Third party funding in international arbitration has garnered a great deal of attention in recent years. Many of those opposed to the practice, or seeking to limit or control it, have been outspoken and engaged in efforts to regulate or abolish the practice. Up until now, much of that effort has focused on prospective legislative or rulemaking “solutions.”  For example, regulation of third party funding looks to be included among the topics to be addressed by anticipated amendments to the ICSID rules. In a interview, Meg Kinnear, ICSID’s General Counsel, indicated that, while the institution does not propose to prohibit the practice in the amendments, ICSID does propose to add third party funding disclosure requirements to address and avoid possible conflicts issues. HKIAC rules likewise include disclosure requirements, but also expressly permit tribunals to take into account any funding arrangements when fixing and apportioning costs. Another proposal that has been argued for, especially by state entities, is making funders liable to post security for fees at the outset of the proceedings.

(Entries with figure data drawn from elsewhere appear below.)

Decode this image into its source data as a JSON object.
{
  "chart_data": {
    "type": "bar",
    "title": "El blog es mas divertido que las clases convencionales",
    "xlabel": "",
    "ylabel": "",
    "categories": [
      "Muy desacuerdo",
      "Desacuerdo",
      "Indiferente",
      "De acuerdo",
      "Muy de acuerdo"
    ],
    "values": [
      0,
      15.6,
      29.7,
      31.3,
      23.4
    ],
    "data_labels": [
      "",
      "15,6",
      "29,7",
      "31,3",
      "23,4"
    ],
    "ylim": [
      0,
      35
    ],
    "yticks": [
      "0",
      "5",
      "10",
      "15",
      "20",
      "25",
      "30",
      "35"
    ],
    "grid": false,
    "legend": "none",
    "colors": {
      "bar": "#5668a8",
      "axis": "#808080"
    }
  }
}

A case in U.S. federal court in California appears to have opened up a new front in the war against third party funding. In that case, the prevailing party in arbitration is seeking to enforce an award of fees and costs in its favor against the opposing party’s funder using already-existing common law concepts of joint liability. In that case, the claimant, Tradeline Enterprises Pvt. Ltd. (“Tradeline”) had brought unfair competition claims against respondents Jess Smith & Sons Cotton LLC and J.G. Boswell Co. (“Smith and Boswell”). Smith and Bowell allege that Arrowhead Capital LLC (“Arrowhead”) served as Tradeline’s funder in the matter. Smith and Boswell prevailed in the arbitration and were awarded fees and costs totaling $8.9 million. After obtaining a judgment confirming the award, which apparently remains unpaid,  Smith and Boswell brought proceedings to add Arrowhead as a judgment debtor jointly responsible for payment of the award. Smith and Boswell contend that Arrowhead took a gamble and backed Tradeline in financing the arbitration, hoping to share in any potential award or settlement. The companies argue that Arrowhead knew, or should have known, the weakness of the Tradeline’s claims and that Arrowhead exerted substantial control over the arbitration of those claims.  As a consequence, according to Smith and Boswell, Arrowhead should bear the consequences of those actions in the form of joint liability for the fees and costs award.

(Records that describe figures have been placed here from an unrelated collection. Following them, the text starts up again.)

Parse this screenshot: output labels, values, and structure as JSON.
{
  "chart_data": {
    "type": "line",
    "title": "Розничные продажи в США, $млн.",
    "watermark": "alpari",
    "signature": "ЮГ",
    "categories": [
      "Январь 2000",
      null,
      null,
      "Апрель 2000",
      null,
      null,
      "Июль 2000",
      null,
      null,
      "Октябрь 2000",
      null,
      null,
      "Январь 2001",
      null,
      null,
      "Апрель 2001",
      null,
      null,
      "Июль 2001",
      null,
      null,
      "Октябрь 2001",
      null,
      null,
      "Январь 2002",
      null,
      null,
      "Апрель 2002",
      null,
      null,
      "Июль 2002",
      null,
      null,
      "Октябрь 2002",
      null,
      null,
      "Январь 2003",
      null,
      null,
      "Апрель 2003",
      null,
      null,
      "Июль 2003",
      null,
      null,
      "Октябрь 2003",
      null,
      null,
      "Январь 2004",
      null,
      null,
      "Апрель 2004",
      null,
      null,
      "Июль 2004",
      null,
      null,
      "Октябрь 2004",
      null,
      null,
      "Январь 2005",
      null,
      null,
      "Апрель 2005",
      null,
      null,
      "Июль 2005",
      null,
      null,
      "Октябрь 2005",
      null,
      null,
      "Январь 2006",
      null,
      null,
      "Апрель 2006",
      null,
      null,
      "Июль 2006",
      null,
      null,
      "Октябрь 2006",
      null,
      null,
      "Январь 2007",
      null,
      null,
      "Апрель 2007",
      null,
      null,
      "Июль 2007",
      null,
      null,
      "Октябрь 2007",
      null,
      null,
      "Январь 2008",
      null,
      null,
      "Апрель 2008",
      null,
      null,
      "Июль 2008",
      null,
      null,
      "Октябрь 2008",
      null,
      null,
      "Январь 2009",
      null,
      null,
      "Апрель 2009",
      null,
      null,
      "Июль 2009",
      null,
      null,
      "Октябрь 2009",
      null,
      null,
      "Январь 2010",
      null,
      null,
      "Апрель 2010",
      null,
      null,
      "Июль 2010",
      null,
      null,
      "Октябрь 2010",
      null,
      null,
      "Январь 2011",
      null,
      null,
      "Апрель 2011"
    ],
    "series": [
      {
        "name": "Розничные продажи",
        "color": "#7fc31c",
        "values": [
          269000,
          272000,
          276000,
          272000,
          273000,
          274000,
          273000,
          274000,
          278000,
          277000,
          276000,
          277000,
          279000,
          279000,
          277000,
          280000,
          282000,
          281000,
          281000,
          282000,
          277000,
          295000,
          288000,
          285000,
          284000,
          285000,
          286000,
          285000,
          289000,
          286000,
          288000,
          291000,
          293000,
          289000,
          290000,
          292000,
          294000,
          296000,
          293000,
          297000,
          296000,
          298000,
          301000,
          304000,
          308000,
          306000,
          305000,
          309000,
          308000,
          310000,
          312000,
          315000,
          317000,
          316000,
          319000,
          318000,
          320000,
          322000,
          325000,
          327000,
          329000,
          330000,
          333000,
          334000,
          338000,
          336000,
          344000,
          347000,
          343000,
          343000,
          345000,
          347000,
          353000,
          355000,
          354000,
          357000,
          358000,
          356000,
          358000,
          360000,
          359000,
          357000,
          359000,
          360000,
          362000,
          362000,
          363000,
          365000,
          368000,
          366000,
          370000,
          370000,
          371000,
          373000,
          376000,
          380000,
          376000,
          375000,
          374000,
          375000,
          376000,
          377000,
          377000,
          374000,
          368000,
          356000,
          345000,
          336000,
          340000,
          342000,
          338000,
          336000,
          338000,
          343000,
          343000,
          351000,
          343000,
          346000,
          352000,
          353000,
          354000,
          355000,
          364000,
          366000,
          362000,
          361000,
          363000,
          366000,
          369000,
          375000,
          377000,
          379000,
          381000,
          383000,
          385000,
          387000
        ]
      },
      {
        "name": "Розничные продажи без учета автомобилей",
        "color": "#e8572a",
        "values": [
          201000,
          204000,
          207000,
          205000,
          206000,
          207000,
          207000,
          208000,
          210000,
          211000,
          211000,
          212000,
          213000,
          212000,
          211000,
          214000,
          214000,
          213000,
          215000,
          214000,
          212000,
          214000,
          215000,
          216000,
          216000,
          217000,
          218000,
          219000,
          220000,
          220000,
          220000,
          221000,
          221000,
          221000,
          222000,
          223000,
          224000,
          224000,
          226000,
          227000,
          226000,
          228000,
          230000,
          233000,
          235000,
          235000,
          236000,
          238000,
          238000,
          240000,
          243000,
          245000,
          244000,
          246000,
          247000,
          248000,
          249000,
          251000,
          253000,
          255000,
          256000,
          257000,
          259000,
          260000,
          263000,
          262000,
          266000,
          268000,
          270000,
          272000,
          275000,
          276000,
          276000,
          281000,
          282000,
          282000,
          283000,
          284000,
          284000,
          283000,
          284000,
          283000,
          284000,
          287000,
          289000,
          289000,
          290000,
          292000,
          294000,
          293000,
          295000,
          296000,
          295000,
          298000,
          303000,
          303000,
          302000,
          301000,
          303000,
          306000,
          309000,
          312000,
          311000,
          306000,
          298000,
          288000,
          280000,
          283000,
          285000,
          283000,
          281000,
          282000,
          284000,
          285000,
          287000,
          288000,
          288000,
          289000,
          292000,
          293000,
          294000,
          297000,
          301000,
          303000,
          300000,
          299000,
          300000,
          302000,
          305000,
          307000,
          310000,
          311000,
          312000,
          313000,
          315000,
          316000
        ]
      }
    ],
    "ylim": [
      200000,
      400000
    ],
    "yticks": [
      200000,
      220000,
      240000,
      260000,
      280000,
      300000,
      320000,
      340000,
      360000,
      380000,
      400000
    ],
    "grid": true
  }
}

The case implicates broader issues beyond third party funding, such as the distinction between lender and owner liabilities. The case also creates a problematic parallel for contingency fee litigation.  Many (if not all) of the factors that Smith and Boswell cite to justify joint liability could also be applied to law firms in contingent fee cases, such as financial risk/reward, knowledge of the merits of the case, and practical control of the litigation. These issues are beyond the scope of this post. Of interest here is that efforts to battle third party funding may spread beyond specific institutional rules regulating the practice to the creative and/or aggressive application of already-existing general principles of law.  The case is Tradeline Enters. Pvt. Ltd. V. Jess Smith & Sons Cotton LLC et al., No 2:15-cv-08048 (C.D. Cal.).”